A number of important steps are required to work through the lead to prospect to candidate passive path properly. One, making sure the prospect pool is filled with enough highly qualified people; and two, strong recruiters who can contact these people and covert them into prospects and ultimately into candidates. A recruiter who is deeply networked in a niche specialty is one way to get great referrals. Getting referrals by proactively searching on your co-workers’ connections using LinkedIn Recruiter and getting them to vouch for the person before calling is another way. (Note: we cover exactly how to do this in Recruiter Boot Camp and the LinkedIn Recruiter Master Course.)
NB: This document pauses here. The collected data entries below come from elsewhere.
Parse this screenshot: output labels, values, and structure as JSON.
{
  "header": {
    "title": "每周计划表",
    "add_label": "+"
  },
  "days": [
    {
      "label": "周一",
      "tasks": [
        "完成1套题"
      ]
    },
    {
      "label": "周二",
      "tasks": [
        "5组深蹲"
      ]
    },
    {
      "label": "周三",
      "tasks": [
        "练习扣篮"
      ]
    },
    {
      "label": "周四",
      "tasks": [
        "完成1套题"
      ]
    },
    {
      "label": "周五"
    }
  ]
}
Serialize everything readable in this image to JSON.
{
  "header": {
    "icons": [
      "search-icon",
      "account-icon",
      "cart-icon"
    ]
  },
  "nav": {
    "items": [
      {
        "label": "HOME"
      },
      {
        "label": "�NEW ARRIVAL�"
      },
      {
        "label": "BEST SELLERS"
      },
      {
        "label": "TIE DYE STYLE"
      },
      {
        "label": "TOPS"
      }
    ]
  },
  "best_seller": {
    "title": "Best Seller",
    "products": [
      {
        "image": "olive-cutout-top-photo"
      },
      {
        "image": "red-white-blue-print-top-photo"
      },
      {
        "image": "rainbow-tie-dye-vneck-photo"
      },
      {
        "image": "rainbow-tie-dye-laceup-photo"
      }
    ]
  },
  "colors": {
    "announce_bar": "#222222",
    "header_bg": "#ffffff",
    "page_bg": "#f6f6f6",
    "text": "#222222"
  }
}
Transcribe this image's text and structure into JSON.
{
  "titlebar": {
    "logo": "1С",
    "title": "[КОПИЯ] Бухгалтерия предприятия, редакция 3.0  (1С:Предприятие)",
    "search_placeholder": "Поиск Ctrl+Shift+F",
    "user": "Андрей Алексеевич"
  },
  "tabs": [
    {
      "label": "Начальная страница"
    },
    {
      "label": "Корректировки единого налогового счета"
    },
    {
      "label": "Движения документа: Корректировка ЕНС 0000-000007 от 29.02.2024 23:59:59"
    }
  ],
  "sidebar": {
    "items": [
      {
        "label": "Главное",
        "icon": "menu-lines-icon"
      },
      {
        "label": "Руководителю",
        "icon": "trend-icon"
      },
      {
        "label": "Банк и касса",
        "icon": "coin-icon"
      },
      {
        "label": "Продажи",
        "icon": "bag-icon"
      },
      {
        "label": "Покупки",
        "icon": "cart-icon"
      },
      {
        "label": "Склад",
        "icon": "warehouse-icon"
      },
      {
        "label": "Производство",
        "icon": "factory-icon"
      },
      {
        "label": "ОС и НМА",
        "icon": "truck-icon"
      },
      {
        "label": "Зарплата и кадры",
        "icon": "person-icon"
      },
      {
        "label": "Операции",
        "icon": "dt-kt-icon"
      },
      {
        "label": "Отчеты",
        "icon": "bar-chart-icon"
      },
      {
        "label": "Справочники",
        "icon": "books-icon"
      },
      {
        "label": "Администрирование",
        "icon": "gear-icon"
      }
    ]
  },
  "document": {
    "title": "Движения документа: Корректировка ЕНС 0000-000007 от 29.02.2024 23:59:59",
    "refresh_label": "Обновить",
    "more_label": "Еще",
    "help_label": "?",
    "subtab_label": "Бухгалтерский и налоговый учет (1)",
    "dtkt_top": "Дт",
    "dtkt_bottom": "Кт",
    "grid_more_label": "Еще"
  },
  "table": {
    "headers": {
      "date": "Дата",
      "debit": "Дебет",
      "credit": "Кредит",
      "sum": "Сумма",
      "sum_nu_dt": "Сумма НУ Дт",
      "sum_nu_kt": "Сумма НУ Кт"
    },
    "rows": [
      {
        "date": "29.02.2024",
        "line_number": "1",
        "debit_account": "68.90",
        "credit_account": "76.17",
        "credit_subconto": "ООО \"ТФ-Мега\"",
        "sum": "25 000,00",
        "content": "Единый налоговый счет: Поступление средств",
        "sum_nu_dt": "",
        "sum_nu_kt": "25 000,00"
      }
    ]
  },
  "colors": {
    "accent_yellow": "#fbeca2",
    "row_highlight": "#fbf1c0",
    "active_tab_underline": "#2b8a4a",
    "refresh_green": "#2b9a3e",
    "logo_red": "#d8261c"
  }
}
Since these referrals and warm leads aren’t looking (that’s the definition of a passive candidate), it’s important to slow down the process. That’s why the two extra steps are mandatory. This starts with an exploratory career discussion rather than trying to force-fit the person into a specific job opening. Then if the person is qualified and interested, it’s important that the prospect has a chance to talk with the hiring manager on an exploratory basis before becoming a candidate. The hiring manager needs to be proactively involved in this step, both qualifying the person and then getting the prospect to commit to becoming a serious candidate by demonstrating that the opening represents a true career move. You might need to modify the job a bit to pull this part off. Passive candidate recruiting requires the close partnership with the recruiter and hiring manager, and while it takes some extra effort, it’s worth it, especially if quality of hire is improved.

Of course there’s more to passive candidate recruiting than just this. In fact, much of the “how to” will be covered in my new book, The Essential Guide for Hiring and Getting Hired, which will be published in December, 2012. (Email to be added to the mailing list.) In the interim, I’d suggest reading through some of these articles to gain a better appreciation for passive candidate recruiting.

In a talent scarcity situation you don’t have a choice of which path to take down the recruiting funnel, at least if you want to maximize quality of hire. While passive candidate sourcing and recruiting might seem more challenging to begin with it, higher quality hires clearly justifies whatever extra effort is required. In fact, a case can be made that passive candidate recruiting using this recruiting funnel model results in higher quality hires at a lower cost and much shorter time to fill than taking the active candidate shortcut. The key reason: defining quality of hire up-front and using a direct recruiting process is more likely to produce great hires on a consistent basis rather than waiting for top people to find and apply to your postings. While you need to be more active finding and hiring passive candidates, the recruiting funnel offers a simple means to explain your options and show you how to get there.